Sunday, June 19, 2005

Making The Press Rethink DSM

NYU's Jay Rosen schools the press on the 21st century's Worldwide hierarchy in his latest post at Press Think entitled "The Downing Street Memo and the Court of Appeal in News Judgment":

"News judgment used to be king. If the press ruled against you, you just weren't news. But if you weren't news how would anyone know enough about you to contest the ruling? Today, the World Wide Web is the sovereign force, and journalists live and work according to its rules."

Rosen examines how the British press, aided by left-leaning bloggers and the heroic efforts of Congressman John Conyers, were able to finally get America's mainstream media to recognize the importance of the Downing Street minutes which were leaked nearly a month-and-a-half ago (and more keep coming: Ten Briefcases Full!).

Although the entire article is worth reading (and reading again) I'd like to draw attention to one particular sentence from Jay Rosen's wonderful article:

"For if the news judgment of journalists is not final anymore, this only reminds us that it was never good enough to be as final as once it was."

To tell the truth, I'm not sure that there ever was an "as once it was" time but there's no doubt that the standards of the press have fallen in recent years. This hold true for both sides: the right and the left (and everyone else to the left and the right of the "established" sides).

No. The blogosphere will never replace the mainstream media. But what we can do is influence the press, criticize them when necessary, disprove them with research, and condemn them or belittle them when they just don't seem to get it.

There really isn't anything included in the Downing Street minutes which wasn't known years ago, but the press didn't do its job. They allowed the Bush Administration to "fix" facts and helped promote "wild-eyed" claims that had no basis in reality (such as threats about Iraq's nuclear capabilities which were at odds with the factual evidence provided by the work of United Nations weapons inspectors).

To willfully protect access, the press allowed the Bush Administration (and Blair's regime) to conflate the war on terrorism with what any reasonable person realizes is mostly just an effort to secure the oil fields in the Middle East (not just Iraq; we had to pull our troops out of Saudi Arabia, and we needed somewhere nearby to station them).

Is impeachment lurking in the horizon? I'm not sure.

But I have little doubt that the Bush Administration will soon be forced to reveal more details about why and when it really went to war and why - for instance - that was more important than concentrating on the capture of Osama bin Laden and the rest of al Qaeda.

There probably isn't any chance that Bush (or Cheney or Rumsfeld) will be removed from office because of this...but that's not what impeachment is all about.
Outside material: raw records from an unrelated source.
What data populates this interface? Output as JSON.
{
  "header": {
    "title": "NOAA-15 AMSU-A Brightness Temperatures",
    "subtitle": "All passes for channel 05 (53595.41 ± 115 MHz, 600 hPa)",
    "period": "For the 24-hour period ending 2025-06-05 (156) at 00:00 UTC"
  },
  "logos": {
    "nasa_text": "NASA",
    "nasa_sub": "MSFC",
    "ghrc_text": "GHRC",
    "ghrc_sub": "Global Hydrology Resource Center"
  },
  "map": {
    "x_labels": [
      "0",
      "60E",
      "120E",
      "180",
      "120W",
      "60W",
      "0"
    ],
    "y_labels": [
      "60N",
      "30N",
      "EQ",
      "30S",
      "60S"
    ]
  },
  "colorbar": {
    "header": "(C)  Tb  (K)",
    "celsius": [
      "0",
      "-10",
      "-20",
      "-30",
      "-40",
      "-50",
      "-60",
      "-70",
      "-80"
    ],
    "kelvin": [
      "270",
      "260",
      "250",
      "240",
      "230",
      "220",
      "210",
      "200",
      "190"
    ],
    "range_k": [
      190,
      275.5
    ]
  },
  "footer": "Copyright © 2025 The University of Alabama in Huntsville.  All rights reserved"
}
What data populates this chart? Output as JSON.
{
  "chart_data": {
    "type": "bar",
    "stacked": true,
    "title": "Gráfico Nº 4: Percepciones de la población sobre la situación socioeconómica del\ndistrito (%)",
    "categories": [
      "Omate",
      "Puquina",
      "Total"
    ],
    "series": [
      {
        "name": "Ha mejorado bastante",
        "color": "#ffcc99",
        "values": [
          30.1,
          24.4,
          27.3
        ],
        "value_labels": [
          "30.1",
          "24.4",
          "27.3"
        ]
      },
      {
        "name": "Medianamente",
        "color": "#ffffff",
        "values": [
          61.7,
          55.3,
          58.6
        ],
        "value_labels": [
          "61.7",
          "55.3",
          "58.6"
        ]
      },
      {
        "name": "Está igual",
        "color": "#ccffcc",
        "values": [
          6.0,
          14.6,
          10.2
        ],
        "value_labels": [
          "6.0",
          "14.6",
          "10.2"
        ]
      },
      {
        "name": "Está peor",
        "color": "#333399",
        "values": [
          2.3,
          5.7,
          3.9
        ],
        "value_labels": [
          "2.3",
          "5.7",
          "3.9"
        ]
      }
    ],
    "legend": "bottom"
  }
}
Don't forget...Clinton was impeached though he retained the presidency.

The more we push this, the more that intrepid politicians such as Congressman Conyers demand answers, the more that the mainstream media reports on this: the higher the chances that impeachment proceedings will commence.

All Americans - those with blogs, those that only read blogs, and those that take the time to care about the political world - should have a voice on what constitutes news in this country. The corporate consolidation of most of our media has done a lot to muffle our voices, but citizen journalism can play a big role in getting the press to take notice.

This wasn't the first time nor will it be near the last. But it's the organization of many on the left-leaning side of the blogosphere that helped make this happen. The right side of the blogosphere has done a far better job in pushing their stories and promoting each other. For many reasons, we haven't.

If the top bloggers for the left won't work with us, then we need to work with those that will.

Together we have tremendous power. Separate we are doomed to flail in the wind.

Let that be the lesson: united we stand, divided we flail.